CAT#: ULY032
ARTIST: David Michael Moore
TITLE: Lunch is Having Lunch
DATE: 08/02/2024
FORMAT: Digital
PRICE: $7
‘Lunch is Having Lunch’ was recorded across three decades before David Michael Moore finally declared it complete in 2012 —uploading it to CDBaby and slapping it onto CD-R. On its fading jet-printed back cover, the dates 1987, 1997, 2005, 2010, and 2012 are included next to the copyright. So in one way, this recording goes the furthest back among our David Michael Moore archival series. In another way, it’s the most recent album we have.
But we’re burying the lede. What we might draw your attention to here is the introduction of David’s voice and singular songwriting on a handful of these songs — “Worm Ladies,” “Little Skipper,” “Orion’s in the Bucket,” “Across the Field” and the ghostly, sensual “Rosie,” wherein he borrows from and expands upon William Blake’s short poem ’The Sick Rose.’
A sole muted zither is used to create “Rosie”’s house-y pulse, its spare melody and between verse fills — a perfect sort of hay bed for David’s plaintive voice. “The invisible worm/That flies in the night/In the howling storm/Has found out thy bed/Of crimson joy/And his dark secret love/Does thy life destroy,” David croons before bringing Blake’s words to the Delta. “Two dove on her tombstone/And a treble clef with wings/Shacking up with Jesus/I can still hear her sing.” This poem — with love as the wrecking ball; love as an instrument of death and decay — pulled like taffy across the centuries and made so very earthen that even we rapt listeners get some dirt under our fingernails. All delivered in David’s elegant style, untethered from any ego. Ladies and worms, this is wholesale genius.

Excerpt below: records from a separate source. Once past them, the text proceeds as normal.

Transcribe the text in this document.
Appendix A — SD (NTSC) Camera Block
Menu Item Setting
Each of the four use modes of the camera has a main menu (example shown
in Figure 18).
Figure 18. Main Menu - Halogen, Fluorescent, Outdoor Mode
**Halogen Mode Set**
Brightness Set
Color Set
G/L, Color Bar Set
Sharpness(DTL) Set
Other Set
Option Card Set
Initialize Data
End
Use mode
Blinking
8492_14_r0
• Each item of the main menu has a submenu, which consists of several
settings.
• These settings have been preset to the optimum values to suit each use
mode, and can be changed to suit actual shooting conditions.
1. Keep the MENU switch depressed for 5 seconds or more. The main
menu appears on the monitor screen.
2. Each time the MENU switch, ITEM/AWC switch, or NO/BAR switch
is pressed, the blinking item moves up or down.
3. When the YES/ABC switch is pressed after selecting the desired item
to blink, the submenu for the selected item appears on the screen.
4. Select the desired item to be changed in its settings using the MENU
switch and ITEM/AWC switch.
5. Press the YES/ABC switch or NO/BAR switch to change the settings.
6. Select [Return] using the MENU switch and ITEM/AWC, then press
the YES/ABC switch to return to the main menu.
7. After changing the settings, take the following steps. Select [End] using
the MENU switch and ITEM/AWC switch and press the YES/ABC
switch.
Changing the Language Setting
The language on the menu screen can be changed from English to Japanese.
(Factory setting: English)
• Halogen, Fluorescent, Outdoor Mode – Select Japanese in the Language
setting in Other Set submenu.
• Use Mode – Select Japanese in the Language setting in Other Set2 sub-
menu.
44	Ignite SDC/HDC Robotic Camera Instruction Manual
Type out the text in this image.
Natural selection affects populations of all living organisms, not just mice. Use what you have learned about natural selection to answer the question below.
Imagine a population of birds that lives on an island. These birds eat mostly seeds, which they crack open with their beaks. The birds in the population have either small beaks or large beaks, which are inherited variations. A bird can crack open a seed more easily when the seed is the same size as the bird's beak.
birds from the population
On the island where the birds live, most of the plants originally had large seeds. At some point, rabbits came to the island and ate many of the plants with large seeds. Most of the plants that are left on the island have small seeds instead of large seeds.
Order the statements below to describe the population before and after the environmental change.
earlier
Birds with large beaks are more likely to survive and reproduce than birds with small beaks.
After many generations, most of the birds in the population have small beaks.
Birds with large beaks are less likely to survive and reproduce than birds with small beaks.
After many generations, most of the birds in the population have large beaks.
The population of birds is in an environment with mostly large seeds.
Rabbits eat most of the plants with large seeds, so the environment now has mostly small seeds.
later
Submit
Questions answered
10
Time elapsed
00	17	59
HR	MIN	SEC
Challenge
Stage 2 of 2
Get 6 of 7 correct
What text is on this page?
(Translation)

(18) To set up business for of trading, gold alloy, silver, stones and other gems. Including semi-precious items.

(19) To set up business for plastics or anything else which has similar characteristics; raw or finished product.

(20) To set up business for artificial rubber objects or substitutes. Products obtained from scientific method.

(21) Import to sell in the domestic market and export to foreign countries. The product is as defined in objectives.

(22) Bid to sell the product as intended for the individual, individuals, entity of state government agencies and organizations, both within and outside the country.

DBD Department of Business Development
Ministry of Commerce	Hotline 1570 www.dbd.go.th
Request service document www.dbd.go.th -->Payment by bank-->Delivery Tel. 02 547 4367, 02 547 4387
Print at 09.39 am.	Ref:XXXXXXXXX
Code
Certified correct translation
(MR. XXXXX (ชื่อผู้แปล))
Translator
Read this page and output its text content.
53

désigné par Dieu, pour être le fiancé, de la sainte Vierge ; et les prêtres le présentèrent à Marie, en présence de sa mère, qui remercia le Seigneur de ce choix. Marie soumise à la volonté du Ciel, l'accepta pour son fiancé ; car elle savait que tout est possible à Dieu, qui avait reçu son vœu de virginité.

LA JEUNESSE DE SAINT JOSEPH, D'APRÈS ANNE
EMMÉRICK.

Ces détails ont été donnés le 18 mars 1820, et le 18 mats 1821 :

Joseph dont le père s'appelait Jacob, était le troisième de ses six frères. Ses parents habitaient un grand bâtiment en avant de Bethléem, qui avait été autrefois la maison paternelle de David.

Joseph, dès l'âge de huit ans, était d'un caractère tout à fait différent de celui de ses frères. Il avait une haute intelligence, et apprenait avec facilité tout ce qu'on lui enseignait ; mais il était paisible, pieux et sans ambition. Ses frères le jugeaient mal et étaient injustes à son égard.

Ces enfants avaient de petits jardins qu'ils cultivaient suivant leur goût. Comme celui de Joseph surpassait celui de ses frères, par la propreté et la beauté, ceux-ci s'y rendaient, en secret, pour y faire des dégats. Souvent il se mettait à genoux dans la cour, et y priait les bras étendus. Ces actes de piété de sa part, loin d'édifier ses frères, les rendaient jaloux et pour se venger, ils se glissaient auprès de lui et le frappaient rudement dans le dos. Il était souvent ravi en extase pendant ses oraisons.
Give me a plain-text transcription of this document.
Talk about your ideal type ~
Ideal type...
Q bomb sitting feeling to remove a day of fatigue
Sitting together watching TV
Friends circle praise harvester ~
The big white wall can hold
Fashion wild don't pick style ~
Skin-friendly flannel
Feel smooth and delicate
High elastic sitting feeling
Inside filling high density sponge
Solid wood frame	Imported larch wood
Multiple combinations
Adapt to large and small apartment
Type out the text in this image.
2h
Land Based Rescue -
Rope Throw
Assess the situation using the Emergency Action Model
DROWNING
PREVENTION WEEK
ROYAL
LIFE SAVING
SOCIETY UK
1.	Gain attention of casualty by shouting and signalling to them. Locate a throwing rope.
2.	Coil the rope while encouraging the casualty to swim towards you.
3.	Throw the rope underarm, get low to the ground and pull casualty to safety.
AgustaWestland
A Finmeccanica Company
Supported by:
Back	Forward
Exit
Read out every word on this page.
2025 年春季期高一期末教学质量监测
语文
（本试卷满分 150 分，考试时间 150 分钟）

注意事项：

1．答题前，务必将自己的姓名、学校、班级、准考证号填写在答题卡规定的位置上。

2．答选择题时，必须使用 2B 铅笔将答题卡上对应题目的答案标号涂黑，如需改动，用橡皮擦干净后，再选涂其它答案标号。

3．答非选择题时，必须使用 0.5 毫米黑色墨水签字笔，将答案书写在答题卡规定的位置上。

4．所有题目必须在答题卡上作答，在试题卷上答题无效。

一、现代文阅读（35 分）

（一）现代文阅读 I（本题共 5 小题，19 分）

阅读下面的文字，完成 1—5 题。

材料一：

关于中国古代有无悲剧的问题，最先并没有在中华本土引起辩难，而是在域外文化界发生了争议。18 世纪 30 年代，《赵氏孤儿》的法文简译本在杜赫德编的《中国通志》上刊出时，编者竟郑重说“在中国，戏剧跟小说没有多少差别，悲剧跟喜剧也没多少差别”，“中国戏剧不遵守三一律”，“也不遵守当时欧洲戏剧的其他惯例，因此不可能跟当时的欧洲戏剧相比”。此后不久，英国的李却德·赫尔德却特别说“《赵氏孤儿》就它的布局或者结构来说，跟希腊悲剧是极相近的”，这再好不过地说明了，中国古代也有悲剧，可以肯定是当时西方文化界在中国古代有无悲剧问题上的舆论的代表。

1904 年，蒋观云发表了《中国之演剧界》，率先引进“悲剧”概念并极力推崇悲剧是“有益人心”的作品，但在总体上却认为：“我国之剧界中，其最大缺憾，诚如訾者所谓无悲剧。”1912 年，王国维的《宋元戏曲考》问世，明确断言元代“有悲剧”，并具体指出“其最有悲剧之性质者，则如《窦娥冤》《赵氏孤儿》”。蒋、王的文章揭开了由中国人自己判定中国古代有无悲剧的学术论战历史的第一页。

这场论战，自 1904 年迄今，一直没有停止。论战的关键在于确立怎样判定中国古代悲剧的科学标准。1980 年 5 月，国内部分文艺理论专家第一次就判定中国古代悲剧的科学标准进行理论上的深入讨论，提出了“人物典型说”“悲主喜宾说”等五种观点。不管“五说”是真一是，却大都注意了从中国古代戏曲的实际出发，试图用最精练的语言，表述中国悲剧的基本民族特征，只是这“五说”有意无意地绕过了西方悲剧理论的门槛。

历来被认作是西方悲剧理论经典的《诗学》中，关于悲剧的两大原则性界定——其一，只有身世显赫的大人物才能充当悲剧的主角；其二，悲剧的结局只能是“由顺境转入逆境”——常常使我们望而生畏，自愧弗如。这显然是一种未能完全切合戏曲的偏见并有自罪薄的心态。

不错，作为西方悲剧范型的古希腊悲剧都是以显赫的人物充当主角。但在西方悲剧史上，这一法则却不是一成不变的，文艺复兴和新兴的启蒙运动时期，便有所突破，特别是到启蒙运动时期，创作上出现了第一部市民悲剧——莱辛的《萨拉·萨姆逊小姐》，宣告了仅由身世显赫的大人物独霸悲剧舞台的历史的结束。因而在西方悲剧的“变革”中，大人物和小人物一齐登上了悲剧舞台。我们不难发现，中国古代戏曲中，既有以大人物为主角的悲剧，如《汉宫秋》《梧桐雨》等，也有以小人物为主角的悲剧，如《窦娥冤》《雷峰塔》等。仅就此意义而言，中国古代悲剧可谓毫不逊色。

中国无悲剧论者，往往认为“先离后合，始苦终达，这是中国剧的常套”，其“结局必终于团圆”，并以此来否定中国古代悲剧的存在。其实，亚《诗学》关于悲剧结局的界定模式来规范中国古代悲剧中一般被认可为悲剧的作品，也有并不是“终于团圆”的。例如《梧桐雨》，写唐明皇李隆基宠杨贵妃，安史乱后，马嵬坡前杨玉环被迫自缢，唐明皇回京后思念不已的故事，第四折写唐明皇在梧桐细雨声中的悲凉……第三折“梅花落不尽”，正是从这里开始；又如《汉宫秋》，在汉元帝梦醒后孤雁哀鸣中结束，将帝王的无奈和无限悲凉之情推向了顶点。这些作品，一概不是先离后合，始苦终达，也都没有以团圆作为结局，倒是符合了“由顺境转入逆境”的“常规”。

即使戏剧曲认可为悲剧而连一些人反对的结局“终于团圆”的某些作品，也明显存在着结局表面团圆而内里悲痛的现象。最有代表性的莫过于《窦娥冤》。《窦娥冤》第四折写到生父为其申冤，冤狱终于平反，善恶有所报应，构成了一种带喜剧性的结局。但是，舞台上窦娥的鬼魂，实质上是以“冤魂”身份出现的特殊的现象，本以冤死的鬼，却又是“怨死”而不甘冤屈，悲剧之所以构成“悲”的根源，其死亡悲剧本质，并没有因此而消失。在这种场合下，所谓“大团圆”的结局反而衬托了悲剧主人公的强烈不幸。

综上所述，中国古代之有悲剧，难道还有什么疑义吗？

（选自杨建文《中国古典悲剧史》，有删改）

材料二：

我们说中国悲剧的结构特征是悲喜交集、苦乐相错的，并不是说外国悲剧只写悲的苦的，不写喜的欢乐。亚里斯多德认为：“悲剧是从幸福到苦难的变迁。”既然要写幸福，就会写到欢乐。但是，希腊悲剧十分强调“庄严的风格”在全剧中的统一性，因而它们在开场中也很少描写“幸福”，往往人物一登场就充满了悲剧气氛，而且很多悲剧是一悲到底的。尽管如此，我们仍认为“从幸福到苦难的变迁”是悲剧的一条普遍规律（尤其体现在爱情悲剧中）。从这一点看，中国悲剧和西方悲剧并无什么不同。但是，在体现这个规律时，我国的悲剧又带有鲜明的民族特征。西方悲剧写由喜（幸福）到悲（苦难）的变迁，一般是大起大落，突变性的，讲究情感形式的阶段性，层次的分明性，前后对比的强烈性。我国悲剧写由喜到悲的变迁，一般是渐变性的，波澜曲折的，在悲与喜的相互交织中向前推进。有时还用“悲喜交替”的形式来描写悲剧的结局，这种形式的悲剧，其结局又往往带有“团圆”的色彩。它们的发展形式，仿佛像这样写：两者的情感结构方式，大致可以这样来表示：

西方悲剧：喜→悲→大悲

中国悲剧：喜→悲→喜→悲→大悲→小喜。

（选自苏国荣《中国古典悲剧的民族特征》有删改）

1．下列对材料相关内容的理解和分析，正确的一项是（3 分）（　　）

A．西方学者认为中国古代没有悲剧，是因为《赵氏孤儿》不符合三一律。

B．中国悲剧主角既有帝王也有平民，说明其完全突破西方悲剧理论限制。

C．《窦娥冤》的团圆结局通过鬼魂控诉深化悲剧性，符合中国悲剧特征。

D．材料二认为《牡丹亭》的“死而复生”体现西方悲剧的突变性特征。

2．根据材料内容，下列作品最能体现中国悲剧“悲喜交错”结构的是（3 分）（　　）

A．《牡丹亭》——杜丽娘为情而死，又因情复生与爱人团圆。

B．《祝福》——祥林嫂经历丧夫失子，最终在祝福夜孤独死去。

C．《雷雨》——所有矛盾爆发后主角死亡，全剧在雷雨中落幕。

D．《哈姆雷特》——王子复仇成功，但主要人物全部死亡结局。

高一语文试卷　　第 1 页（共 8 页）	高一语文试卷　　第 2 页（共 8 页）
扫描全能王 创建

Elsewhere, we have “Orion’s in the Bucket,” (featured on our 2022 compilation, Flatboat River Witch) a clever observational and gentle lounge number that would/could/should be a Vince Guaraldi classic. Only on the stillest of nights could one recognize the reflection of a constellation in a bucket of water, note dog lapping up said constellation — and then let the mind wander to Moloch, the ancient deity associated with child sacrifice. It’s blissful river music. On “Across the Field” and “Worm Ladies” David approaches gypsy jazz and something near to Joséphine Baker — or maybe even Radiohead’s “Life in a Glass House.” The latter tune might remind one of M. Doughty/Soul Coughing (or maybe even David James Matthews?!) and ties a nice thematic bow around the collection when considering the aforementioned “Rosie.”
But it’s not all about the vocal songs. No, sirree bob. The instrumental prowess we’ve come to know and love from David is here too and firinig on all cylinders. On the astounding, nearly 12-minute “Donny Quixote,” David vamps on piano across a delicate jazz that sounds almost Malian. It’s out of time but feels wound into one’s very DNA. On “Arpeggiated Improvisation,” shit gets downright toejazz. ‘Lunch is Having Lunch’ sounds like a man who might be Alone in the Universe and Marooned in his Skull if not for literature, poetry and philosophy; if not for his profound relationship to nature; and if not for the relentless churning of his own creativity.